Sometimes, I have so much to say that I don't know where to begin. As I say that, I realize this applies to many things in my life. Somehow life has become very cluttered. Being sick and having multiple surgeries has made for a messy house and a cluttered one at that. Did you ever notice, with every activity one does it all creates it's own clutter. This may sound crazy for an artist to say. Aren't we the creative ones that can find a solution to every little problem? Especially when it comes to being organized and keeping track of things? I was, I really was very organized, everything had it's place.
I guess the secret is to write that statement and let it flow. Just as with painting, I grab the brush and load with a color and let it go. The secret to artistry in my book, is being able to let it flow!! Take a chance, step out with a few words or a few colors
AND GO FOR IT. But to do so means to ignore the piles of clutter everywhere. I was the type that had a really clean car, but when I was sick that all went out the window.
How many different forms of clutter can one person have? It's actually embarrassing to be such a mess. So I am confronting it head on. I have fallen behind at least 2 years in every area. Can you imagine? I hope to at least remedy my car today. My list of things to do and events to go to is so over loaded it's actually insane. The clutter keeps me chained down like a dog with a short rope unable to reach the dog dish for food. But my creative mind does not care, she wants to be free to paint, to sew, to color, to play with clay, to listen to music, to hang out with friends, to play with my dogs and take them for walks, to have a clean house and a clean car even if it is only in my mind, so I can write, so I can paint, so I can research the crap out of every word my doctor's say, so I will know, what it all means. And yet, here I am confessing to the world what a mess I am. Just open my Mondrian door and see into this cluttered mind.

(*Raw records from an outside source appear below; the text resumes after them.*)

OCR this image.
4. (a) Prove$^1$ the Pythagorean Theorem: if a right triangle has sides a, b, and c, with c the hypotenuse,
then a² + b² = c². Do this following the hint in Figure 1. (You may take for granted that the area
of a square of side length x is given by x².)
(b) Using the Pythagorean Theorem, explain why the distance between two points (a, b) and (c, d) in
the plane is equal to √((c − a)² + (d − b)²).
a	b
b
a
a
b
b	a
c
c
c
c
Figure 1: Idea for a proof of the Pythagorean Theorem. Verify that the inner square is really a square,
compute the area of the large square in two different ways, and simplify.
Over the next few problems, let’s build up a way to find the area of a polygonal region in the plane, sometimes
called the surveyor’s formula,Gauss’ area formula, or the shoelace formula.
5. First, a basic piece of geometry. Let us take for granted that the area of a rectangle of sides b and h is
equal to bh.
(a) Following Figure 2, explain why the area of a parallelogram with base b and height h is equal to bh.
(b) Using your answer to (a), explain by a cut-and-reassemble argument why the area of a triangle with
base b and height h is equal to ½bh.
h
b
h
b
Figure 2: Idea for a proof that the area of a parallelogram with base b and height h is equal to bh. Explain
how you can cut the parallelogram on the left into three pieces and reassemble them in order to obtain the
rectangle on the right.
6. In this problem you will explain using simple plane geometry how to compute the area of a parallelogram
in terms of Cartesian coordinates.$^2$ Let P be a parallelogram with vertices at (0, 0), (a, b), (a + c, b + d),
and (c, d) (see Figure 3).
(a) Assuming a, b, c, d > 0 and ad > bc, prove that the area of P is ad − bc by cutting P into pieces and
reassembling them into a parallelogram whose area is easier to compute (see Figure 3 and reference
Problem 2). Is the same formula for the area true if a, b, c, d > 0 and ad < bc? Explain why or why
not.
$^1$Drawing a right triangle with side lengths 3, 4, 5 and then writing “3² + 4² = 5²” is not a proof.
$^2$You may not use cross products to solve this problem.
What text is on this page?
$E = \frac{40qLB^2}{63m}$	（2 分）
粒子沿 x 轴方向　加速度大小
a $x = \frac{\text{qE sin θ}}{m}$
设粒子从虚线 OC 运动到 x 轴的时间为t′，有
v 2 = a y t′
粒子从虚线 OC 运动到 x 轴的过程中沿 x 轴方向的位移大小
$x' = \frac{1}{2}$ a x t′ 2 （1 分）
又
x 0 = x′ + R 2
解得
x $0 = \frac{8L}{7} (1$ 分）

Here is the real dilemma...
Can I ignore the laundry baskets of clean clothes longing to be put away? (yes) Can I ignore the mail, that sits unopened on my table?(yes) Do I often buy cards for people in advance then later can not find them to send? (yes) In fact yesterday, I found a Christmas card all filled out in an addressed envelope that never got mailed. It even had a stamp on it! Can I find a paper my boss sent me last week?(No) Can I find the entry forms to enter any of the competitions or painting shows? The answer is NO. So here I sit lamenting on my clutter. Every weekend I start fresh in my mind of what I hope to get done... and time passes and the week is here again with work and very little accomplished. Maybe, I am just a bit tired, perhaps.
I am going for a sleep study to find the answers to why, I am so tired and fall asleep during the day.
So I take my art stuff out of the house where I can create and not look at any messes. I can give you or your child, private painting lessons, I have my to go trunk of art stuff perfectly organized, because.... that is what I care about the most. Thru it all, thru chemo and everything the one thing I have is my art and with art, I can put my blinders on and escape into art land and not see the destruction all around me. I can be having a very painful day (as I am a chronic pain sufferer) I start doing art, be it painting, playing my guitar, listening to a band, writing in my journal or publicly humiliating myself on my blog.... Here I am.... as I get better in all the disciplines of art, it seems I get worse in all the duties of "life".
I must say I am very thankful to be here and to all the people that helped me thru, I will always be deeply grateful for your help and love!! I have no great big answers to any of these issues, although it does dawn on me, perhaps all I really need is a good domestic goddess. I have everything else I need! I hope I made you laugh or look at life from another angle with my off beat humor.